The three recordings of Bach’s two extant Passions all project the text and drama vividly, justifying Martin Luther’s objective that music should make the text come alive. All three succeed, using scholarly editions, research, and instrumental and vocal resources appropriate to the period. The King’s recording, of course, has boys and young men, the nearest to Bach’s own choir, whereas Apollo’s Fire and the Monteverdi Choir have more mature voices including excellent female sopranos, the latter with the arias and the briefer solo parts (Pilate, Peter, maids, false witnesses, etc.) taken by 15 members of the choir.

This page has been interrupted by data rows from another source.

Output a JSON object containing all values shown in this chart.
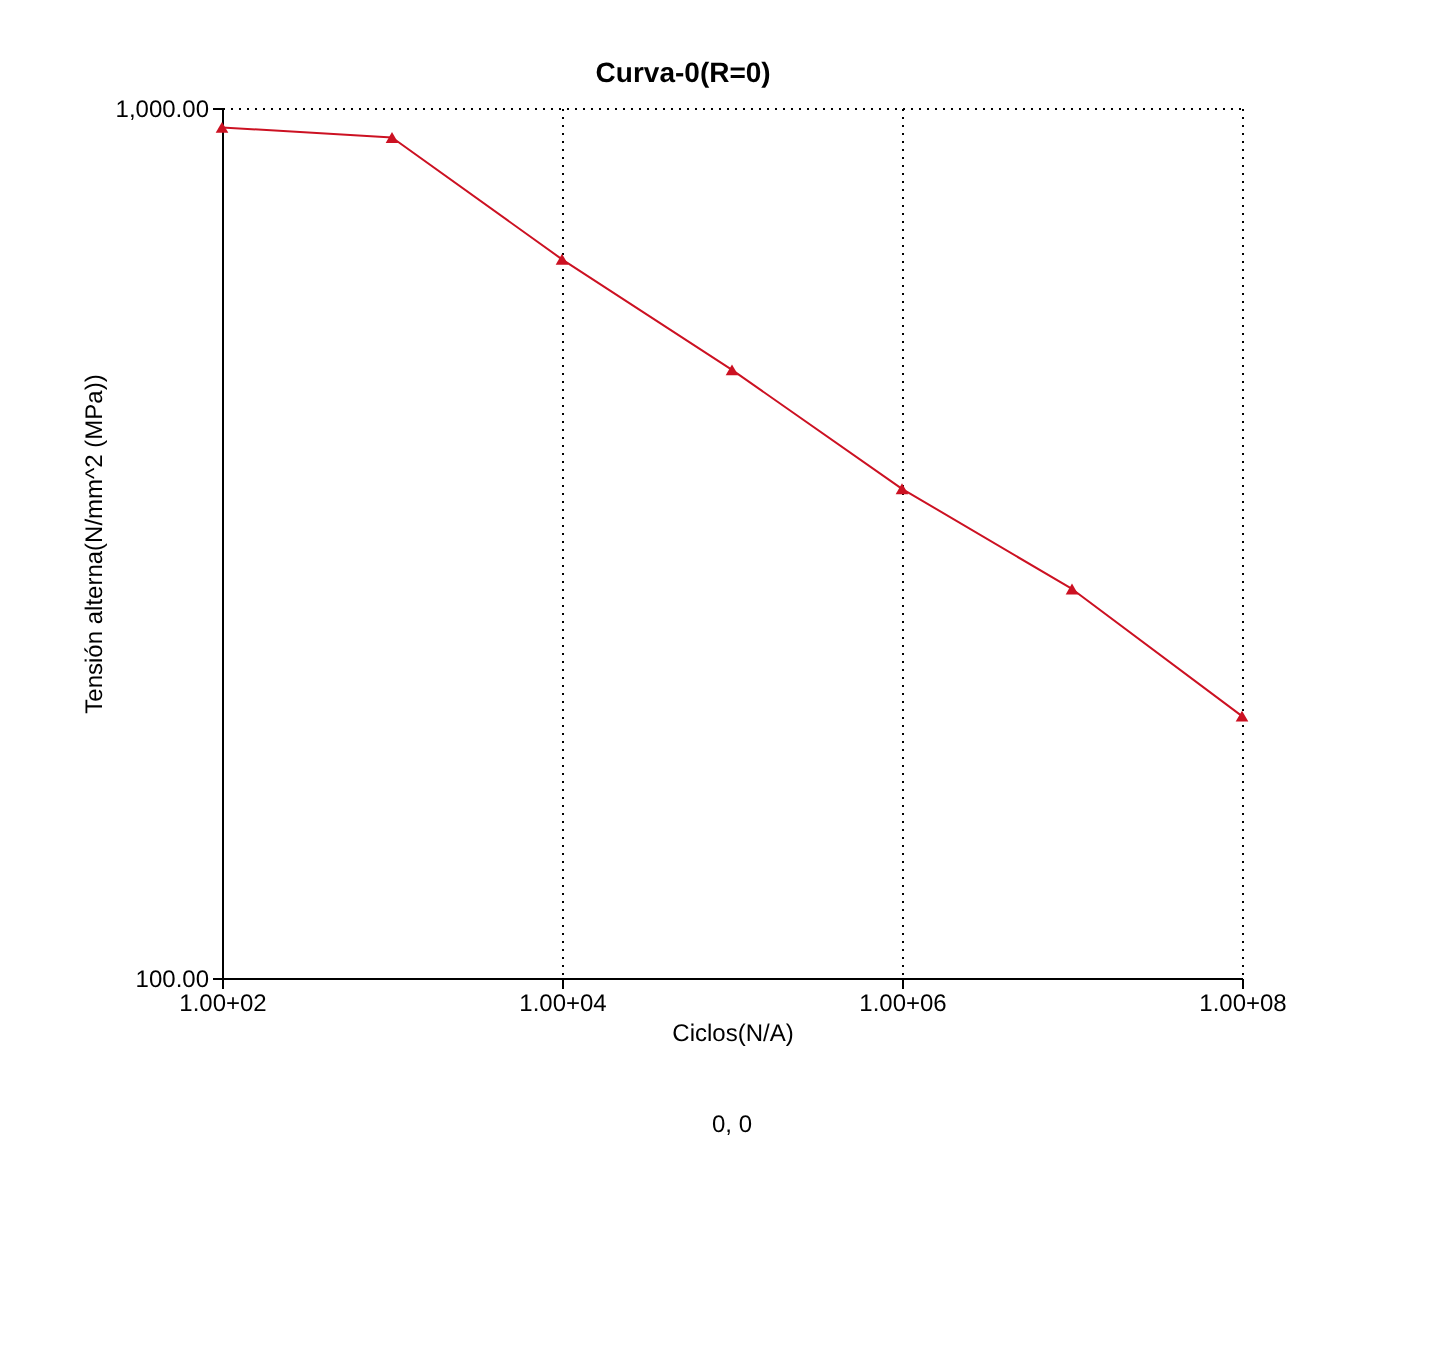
{
  "chart_data": {
    "type": "line",
    "title": "Curva-0(R=0)",
    "xlabel": "Ciclos(N/A)",
    "ylabel": "Tensión alterna(N/mm^2 (MPa))",
    "categories": [
      "1.00+02",
      null,
      "1.00+04",
      null,
      "1.00+06",
      null,
      "1.00+08"
    ],
    "series": [
      {
        "color": "#cc1122",
        "values": [
          950,
          925,
          670,
          500,
          365,
          280,
          200
        ]
      }
    ],
    "log": "y",
    "ylim": [
      100,
      1000
    ],
    "yticks": [
      {
        "value": 100,
        "label": "100.00"
      },
      {
        "value": 1000,
        "label": "1,000.00"
      }
    ],
    "grid": true,
    "marker": "triangle",
    "line_style": "solid",
    "annotations": [
      "0, 0"
    ]
  }
}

Only Part 1 of the Apollo’s Fire St John Passion was sent for review, but there is no doubt that the interpretation is dramatic and sensitive. In places, sheer vitality is the cause of tempi which verge on the racy side, although the chorales are beautifully sensitive and flexible. The combination of James Gilchrist and Neil Davies as Evangelist and Jesus in the King’s recording is ideal. Gilchrist is also the Monteverdi Choir’s Evangelist, combining a beautiful voice with flexibility of pace according to dramatic context that appears natural and convincing. Such excellent live recordings do not come from experiments. The Apollo’s Fire recording concluded a series of seven perfor- mances in the USA. The King’s recording is the result of frequent performances in Passiontide, and the Monteverdi Choir recording concluded a series of 16 concerts throughout Europe in which the choir sang from memory throughout – initiated to further increase communication between singers and audience. Recording balances are fine throughout; even in King’s Chapel the engineers have managed to combine detail with resonance – a demanding challenge.